TableGen for instruction selection

We have looked at how the instruction selection works. Here, we will see how you can select LLVM IR to your target’s instruction set.

TableGen

TableGen does a lot of heavy-lifting for us in the instruction selection process. Refer to the TableGen documentation for how to use TableGen.

A TableGen introduction is coming soon to this site.

Essentially, we specify instructions and rules on how to match SDNodes to our instructions by using TableGen records. Then, the instruction selection TableGen backend generates the necessary code to actually perform the selection.

This page can be updated

This page is a work in progress. The intention is to provide a comprehensive documentation on how to use TableGen for instruction selection.

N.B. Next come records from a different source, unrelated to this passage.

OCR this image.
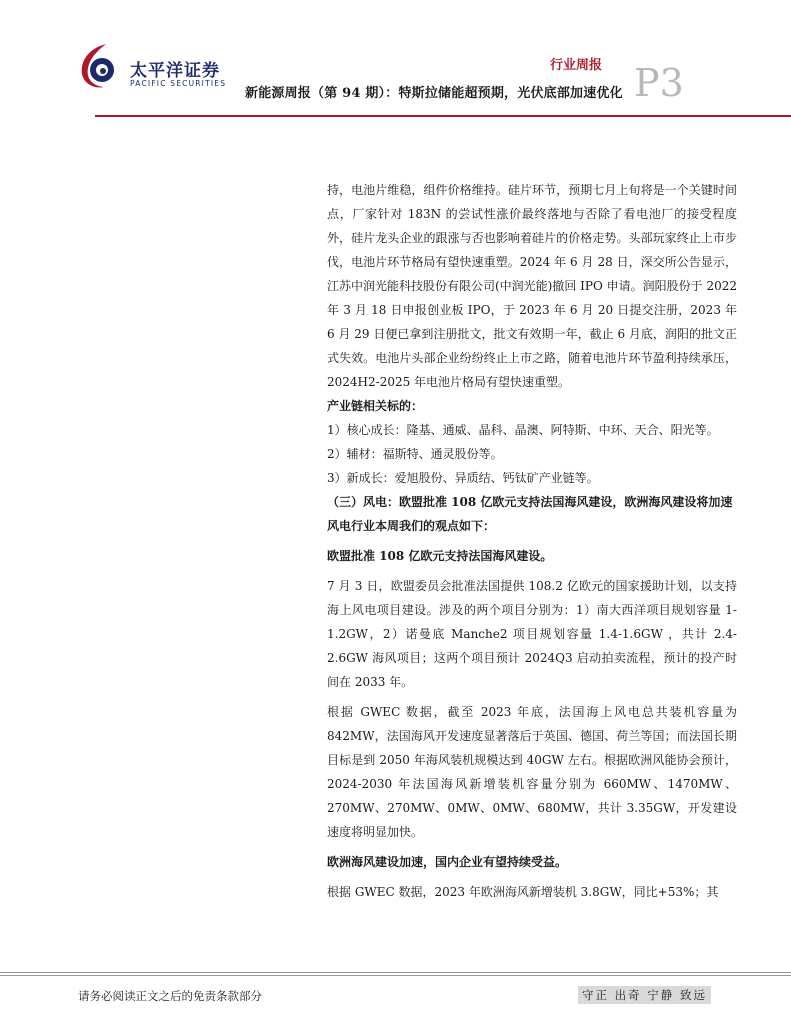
太平洋证券
PACIFIC SECURITIES
行业周报
新能源周报（第 94 期）：特斯拉储能超预期，光伏底部加速优化 P3

持，电池片维稳，组件价格维持。硅片环节，预期七月上旬将是一个关键时间点，厂家针对 183N 的尝试性涨价最终落地与否除了看电池厂的接受程度外，硅片龙头企业的跟涨与否也影响着硅片的价格走势。头部玩家终止上市步伐，电池片环节格局有望快速重塑。2024 年 6 月 28 日，深交所公告显示，江苏中润光能科技股份有限公司(中润光能)撤回 IPO 申请。润阳股份于 2022 年 3 月 18 日申报创业板 IPO，于 2023 年 6 月 20 日提交注册，2023 年 6 月 29 日便已拿到注册批文，批文有效期一年，截止 6 月底，润阳的批文正式失效。电池片头部企业纷纷终止上市之路，随着电池片环节盈利持续承压，2024H2-2025 年电池片格局有望快速重塑。

产业链相关标的：

1）核心成长：隆基、通威、晶科、晶澳、阿特斯、中环、天合、阳光等。

2）辅材：福斯特、通灵股份等。

3）新成长：爱旭股份、异质结、钙钛矿产业链等。

（三）风电：欧盟批准 108 亿欧元支持法国海风建设，欧洲海风建设将加速

风电行业本周我们的观点如下：

欧盟批准 108 亿欧元支持法国海风建设。

7 月 3 日，欧盟委员会批准法国提供 108.2 亿欧元的国家援助计划，以支持海上风电项目建设。涉及的两个项目分别为：1）南大西洋项目规划容量 1-1.2GW，2）诺曼底 Manche2 项目规划容量 1.4-1.6GW ，共计 2.4-2.6GW 海风项目；这两个项目预计 2024Q3 启动拍卖流程，预计的投产时间在 2033 年。

根据 GWEC 数据，截至 2023 年底，法国海上风电总共装机容量为 842MW，法国海风开发速度显著落后于英国、德国、荷兰等国；而法国长期目标是到 2050 年海风装机规模达到 40GW 左右。根据欧洲风能协会预计，2024-2030 年法国海风新增装机容量分别为 660MW、1470MW、270MW、270MW、0MW、0MW、680MW，共计 3.35GW，开发建设速度将明显加快。

欧洲海风建设加速，国内企业有望持续受益。

根据 GWEC 数据，2023 年欧洲海风新增装机 3.8GW，同比+53%；其

请务必阅读正文之后的免责条款部分	守正 出奇 宁静 致远
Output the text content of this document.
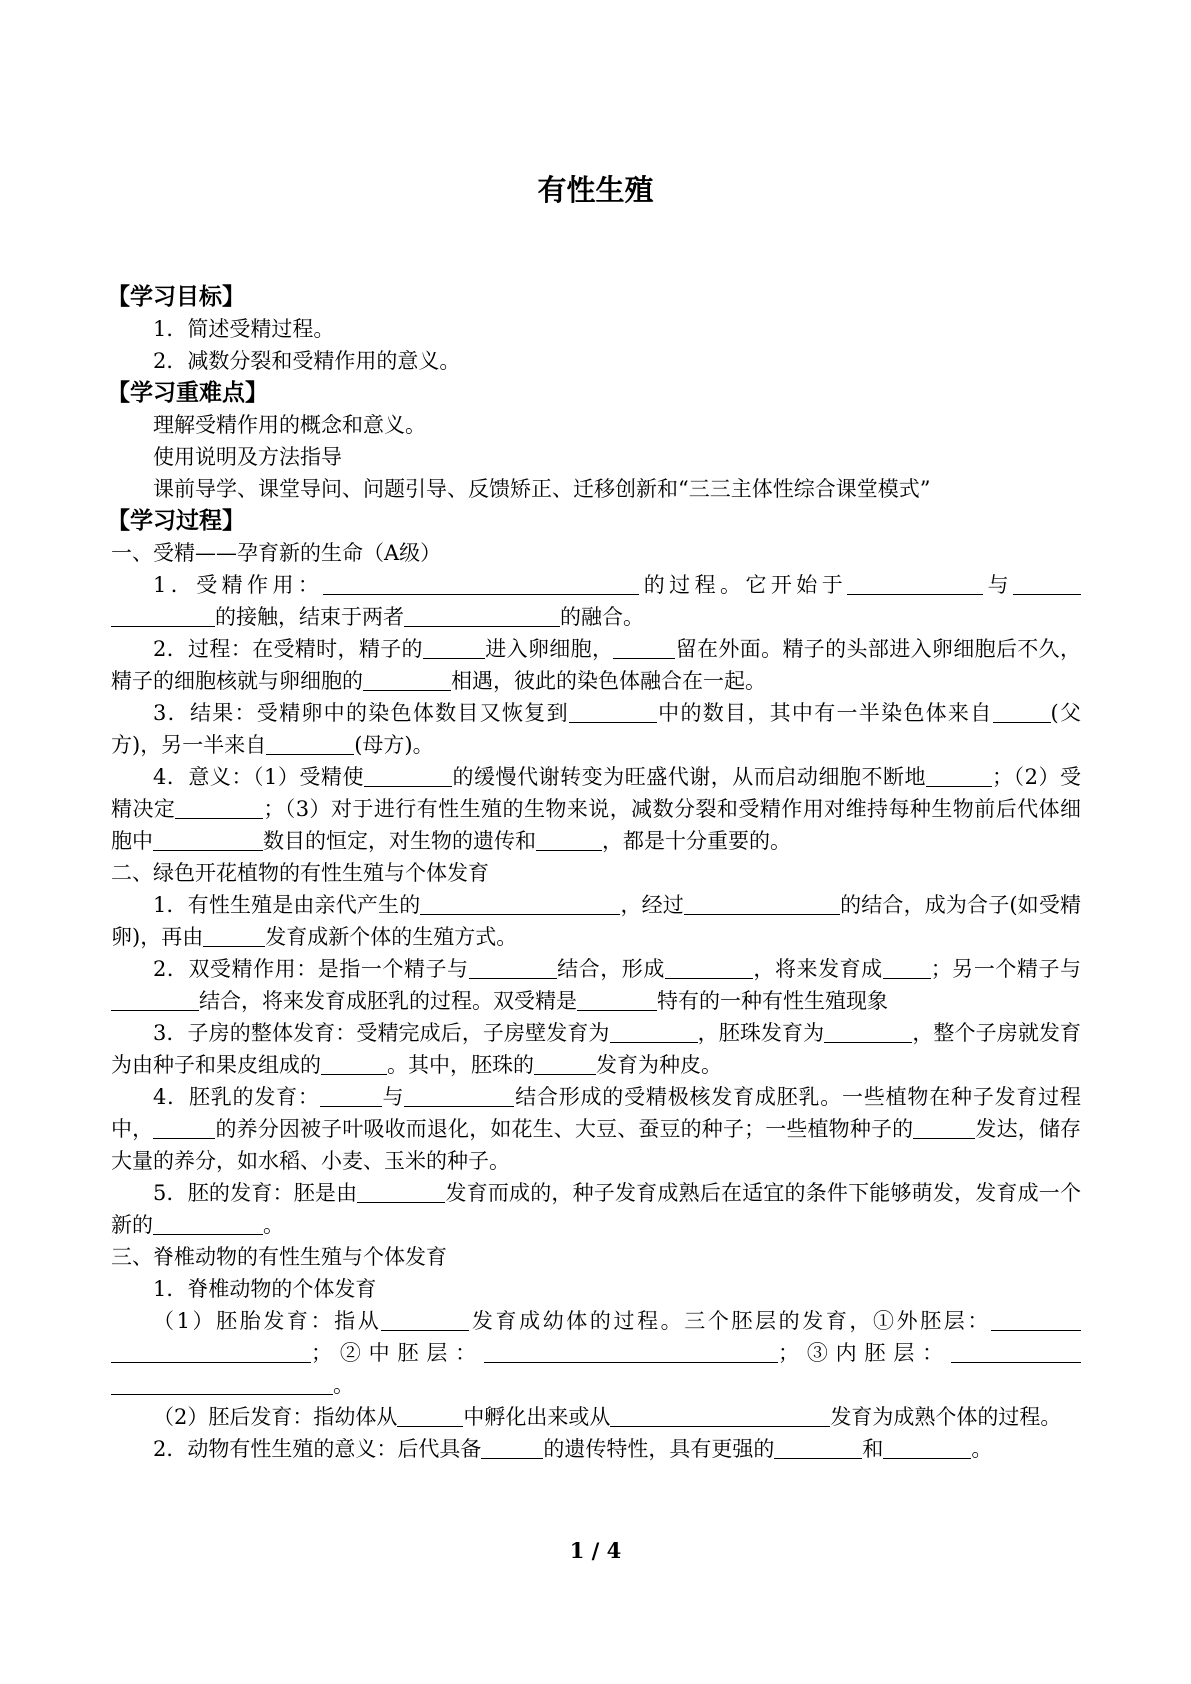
有性生殖

【学习目标】

1．简述受精过程。

2．减数分裂和受精作用的意义。

【学习重难点】

理解受精作用的概念和意义。

使用说明及方法指导

课前导学、课堂导问、问题引导、反馈矫正、迁移创新和“三三主体性综合课堂模式”

【学习过程】

一、受精——孕育新的生命（A级）

1．受精作用：	的过程。它开始于	与的接触，结束于两者	的融合。

2．过程：在受精时，精子的	进入卵细胞，	留在外面。精子的头部进入卵细胞后不久，精子的细胞核就与卵细胞的	相遇，彼此的染色体融合在一起。

3．结果：受精卵中的染色体数目又恢复到	中的数目，其中有一半染色体来自	(父方)，另一半来自	(母方)。

4．意义：（1）受精使	的缓慢代谢转变为旺盛代谢，从而启动细胞不断地	；（2）受精决定	；（3）对于进行有性生殖的生物来说，减数分裂和受精作用对维持每种生物前后代体细胞中	数目的恒定，对生物的遗传和	，都是十分重要的。

二、绿色开花植物的有性生殖与个体发育

1．有性生殖是由亲代产生的	，经过	的结合，成为合子(如受精卵)，再由	发育成新个体的生殖方式。

2．双受精作用：是指一个精子与	结合，形成	，将来发育成 ；另一个精子与结合，将来发育成胚乳的过程。双受精是	特有的一种有性生殖现象

3．子房的整体发育：受精完成后，子房壁发育为	，胚珠发育为	，整个子房就发育为由种子和果皮组成的	。其中，胚珠的	发育为种皮。

4．胚乳的发育：	与	结合形成的受精极核发育成胚乳。一些植物在种子发育过程中，	的养分因被子叶吸收而退化，如花生、大豆、蚕豆的种子；一些植物种子的	发达，储存大量的养分，如水稻、小麦、玉米的种子。

5．胚的发育：胚是由	发育而成的，种子发育成熟后在适宜的条件下能够萌发，发育成一个新的	。

三、脊椎动物的有性生殖与个体发育

1．脊椎动物的个体发育

（1）胚胎发育：指从	发育成幼体的过程。三个胚层的发育，①外胚层：；②中胚层：	；③内胚层：。

（2）胚后发育：指幼体从	中孵化出来或从	发育为成熟个体的过程。

2．动物有性生殖的意义：后代具备	的遗传特性，具有更强的	和	。

1 / 4
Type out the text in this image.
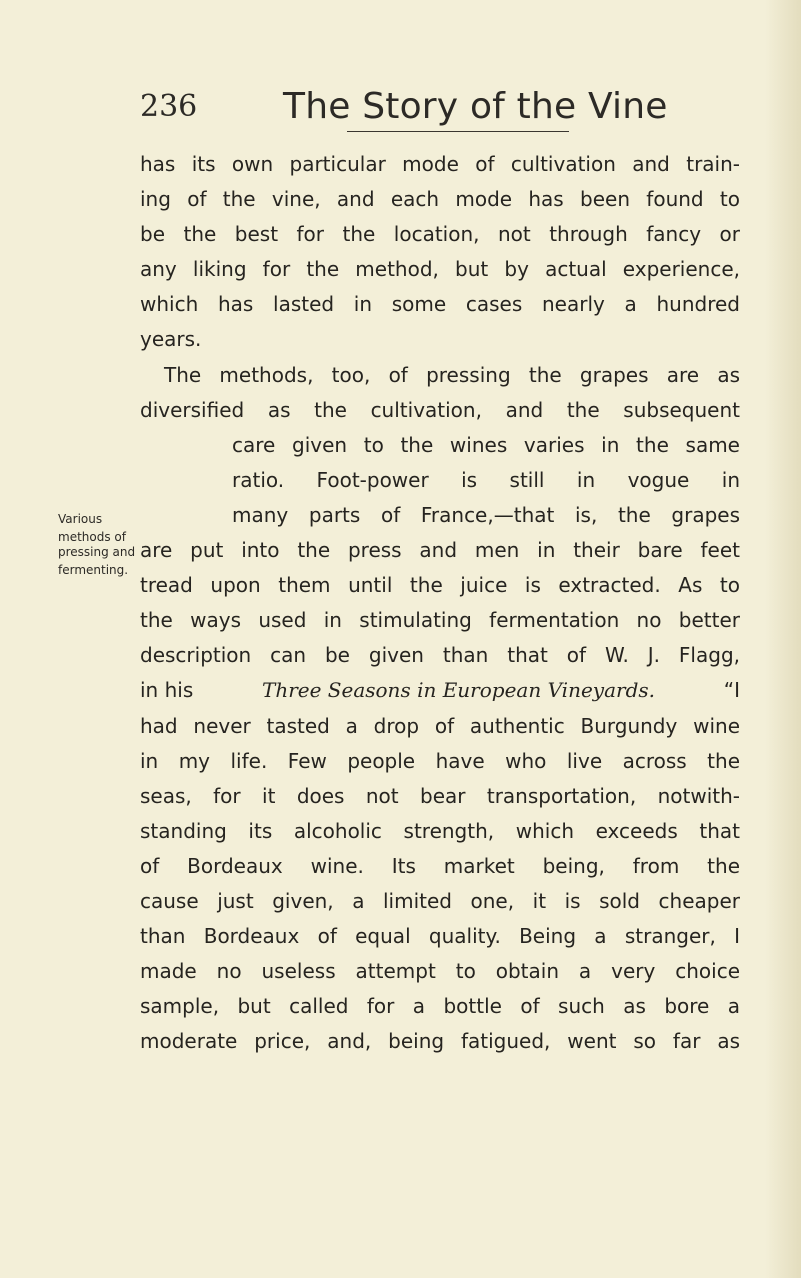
236 The Story of the Vine
Various
methods of
pressing and
fermenting.
has its own particular mode of cultivation and train-
ing of the vine, and each mode has been found to
be the best for the location, not through fancy or
any liking for the method, but by actual experience,
which has lasted in some cases nearly a hundred
years.
The methods, too, of pressing the grapes are as
diversified as the cultivation, and the subsequent
care given to the wines varies in the same
ratio. Foot-power is still in vogue in
many parts of France,—that is, the grapes
are put into the press and men in their bare feet
tread upon them until the juice is extracted. As to
the ways used in stimulating fermentation no better
description can be given than that of W. J. Flagg,
in his	Three Seasons in European Vineyards.	“I
had never tasted a drop of authentic Burgundy wine
in my life. Few people have who live across the
seas, for it does not bear transportation, notwith-
standing its alcoholic strength, which exceeds that
of Bordeaux wine. Its market being, from the
cause just given, a limited one, it is sold cheaper
than Bordeaux of equal quality. Being a stranger, I
made no useless attempt to obtain a very choice
sample, but called for a bottle of such as bore a
moderate price, and, being fatigued, went so far as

The documentation needs some commentary from more experienced developers to be more informative. If you happen to be one of them, please feel free to contribute.

Registers

Before we can write any instruction, we must define some registers for our architecture.

Registers are quite simple, so refer directly to the Adding Registers chapter for how to define them.

Register Classes

The important part in defining the register classes is the supported types of the class. For example, MIPS defines the GPR32 class for register supporting i32 types:

def GPR32 : GPR32Class<[i32]>;

AMDGPU defines the VGPR class for registers supporting v4i32 types:

// VGPR 32-bit registers
// i16/f16 only on VI+
def VGPR_32 : SIRegisterClass<"AMDGPU", !listconcat(Reg32Types.types, Reg16Types.types), 32,
                            (add (sequence "VGPR%u", 0, 255))> {
  let AllocationPriority = 0;
  let Size = 32;
  let Weight = 1;
  let BaseClassOrder = 32;
}
...
// Types are defined as a list:
def Reg16Types : RegisterTypes<[i16, f16, bf16]>;
def Reg32Types : RegisterTypes<[i32, f32, v2i16, v2f16, v2bf16, p2, p3, p5, p6]>;

Defining Instructions

Instructions refer to the MachineInstr class, which holds a MCInstrDesc object and are generated from records that derive from the TableGen Instruction class.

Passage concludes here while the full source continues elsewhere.